5. On top of the van was an emergency lighting system, as one would find on a police car or ambulance. Behind this was a series of 3 large black racks. These racks were all empty. There was a also an antenna about 5 feet long.

The plot thickened when we called the number and a woman answered who had no idea what “Deb’s Flag Car” was. When “Deb’s Flag Car” was googled, we found only results about how “Deb’s Flag Car” was a certified escort car of Kansas. 618 though, is a Southern Illinois area code. Things are not adding up. I’ve searched “flag” and “wind turbine” together, and the only connections that I can make is that wind turbines are used frequently in Flagstaff, Arizona, and that someone is currently working on a patent to design a flagpole mounted wind turbine.

I don’t want to waste time with crackpot conspiracy theories, so here’s a few likely possibilities for the truth behind “Deb’s Flag Car”:

1. A team of nomads, led by the eponymous “Deb” have been traversing the upper midwest, robbing and scavenging any turbines that they come across. Taking the mantra “hiding in plain sight” to dizzying new heights, Deborah “Deb” Reynolds insists that each heist should be undertaken with emergency lights on. Under the guise of a turbine repair team, the group quickly dismantles the turbine of its precious fiberglass composite  blades. Days later, a traveling salesman with a pronounced bushy mustache (actually Deb’s lover and cohort, the dreaded Stephen W. Knuckleday) will come to the wind farm and attempt to sell the honest windfarmer a new set of blades for a discount price. When the kind windfarmer realizes that without blades, he has no way to harvest the wind, he will relent and purchase this new set. What he will not know, however, is that these blades are made from simple paper-mache. By the time he realizes this, Deb and her team will be at a farm hundreds of miles away, pulling the same grift.

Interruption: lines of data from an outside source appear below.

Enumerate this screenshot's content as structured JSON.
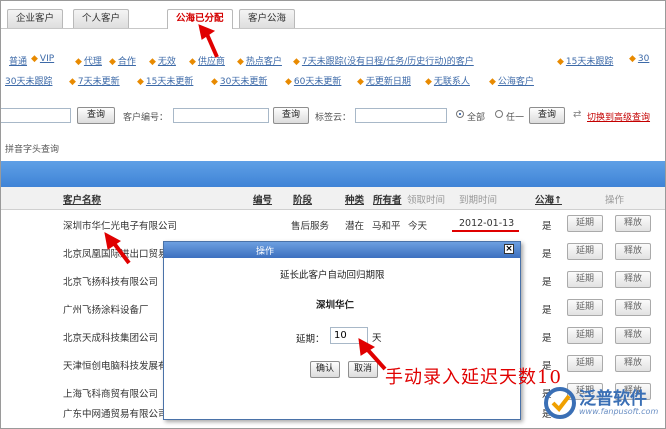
{
  "tabs": [
    "企业客户",
    "个人客户",
    "公海已分配",
    "客户公海"
  ],
  "active_tab": "公海已分配",
  "filters": {
    "row1": [
      "普通",
      "VIP",
      "代理",
      "合作",
      "无效",
      "供应商",
      "热点客户",
      "7天未跟踪(没有日程/任务/历史行动)的客户",
      "15天未跟踪",
      "30"
    ],
    "row2": [
      "30天未跟踪",
      "7天未更新",
      "15天未更新",
      "30天未更新",
      "60天未更新",
      "无更新日期",
      "无联系人",
      "公海客户"
    ]
  },
  "search": {
    "button_label": "查询",
    "customer_no_label": "客户编号：",
    "tag_cloud_label": "标签云：",
    "radio_all": "全部",
    "radio_any": "任一",
    "advanced_link": "切换到高级查询",
    "pinyin_label": "拼音字头查询"
  },
  "table": {
    "headers": {
      "name": "客户名称",
      "code": "编号",
      "stage": "阶段",
      "type": "种类",
      "owner": "所有者",
      "claim_time": "领取时间",
      "due_time": "到期时间",
      "public": "公海↑",
      "actions": "操作"
    },
    "rows": [
      {
        "name": "深圳市华仁光电子有限公司",
        "stage": "售后服务",
        "type": "潜在",
        "owner": "马和平",
        "claim_time": "今天",
        "due_time": "2012-01-13",
        "public": "是"
      },
      {
        "name": "北京凤凰国际进出口贸易",
        "public": "是"
      },
      {
        "name": "北京飞扬科技有限公司",
        "public": "是"
      },
      {
        "name": "广州飞扬涂料设备厂",
        "public": "是"
      },
      {
        "name": "北京天成科技集团公司",
        "public": "是"
      },
      {
        "name": "天津恒创电脑科技发展有限公司",
        "public": "是"
      },
      {
        "name": "上海飞科商贸有限公司",
        "public": "是"
      },
      {
        "name": "广东中网通贸易有限公司",
        "public": "是"
      }
    ],
    "extend_label": "延期",
    "release_label": "释放"
  },
  "dialog": {
    "title": "操作",
    "close": "×",
    "message": "延长此客户自动回归期限",
    "customer": "深圳华仁",
    "extend_label": "延期：",
    "extend_value": "10",
    "unit": "天",
    "confirm": "确认",
    "cancel": "取消"
  },
  "annotation": "手动录入延迟天数10",
  "brand": {
    "name": "泛普软件",
    "url": "www.fanpusoft.com"
  },
  "colors": {
    "accent_red": "#e00000",
    "header_blue": "#4a8ddd",
    "link_blue": "#3d6aa8",
    "filter_dot": "#e88a00"
  }
}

2. After socialist leader Eugene Debs was imprisoned for sedition in the early 1900s, it was decided that America was not truly ready for a socialist President who could rid us of the stench of capitalism. A secret society, American Socialist Leaders (ASL), quickly faked the death of Debs by switching bodies with the conveniently dead Bartolomeo Vanzetti (himself a socialist scapegoat). With Woodrow Wilson’s recent discovery of the Martian technology of cryostasis, Debs was put into hibernation until the United States was ready for his return to power. Soon after Socialist patsy Barack Obama was elected president, the ASL mysteriously decided to keep Debs under cryostasis. Unable to deal with the idea that his grandfather may never return, Debs grandson, Eugene Debs III vowed to break him out. Removing the iron lung from a hidden closet in the Lincoln Bedroom, Eugene snuck the cryochamber into a van through the secret mole tunnels of the White House. Unable to understand the Martian technology that put his grandfather into this situation, Eugene roams the midwest, searching for any signs of aliens, hoping to ask for help on bringing Debs back to life. His main problem is keeping this strange alien casket fully powered. Afraid that the ASL will instantly notice him if he plugs directly into the main power grid, Eugene has been stealing power from various wind turbines that he comes across in his travels. He also gains significant power from lightning striking the large antenna on his car. Eugene no longer cares of politics, he just wants to sit with his grandfather and talk about life as the midwest breeze rolls by.

3. “Deb’s Flag Car” is actually an escort car service which scouts the road ahead for any signs of disruption so a large truck can safely travel the road, probably transporting parts to wind turbines.

While the truth to “Deb’s Flag Car” may never be known, we can at least sit back and observe that there are grand mysteries of the universe to which humans simply cannot comprehend.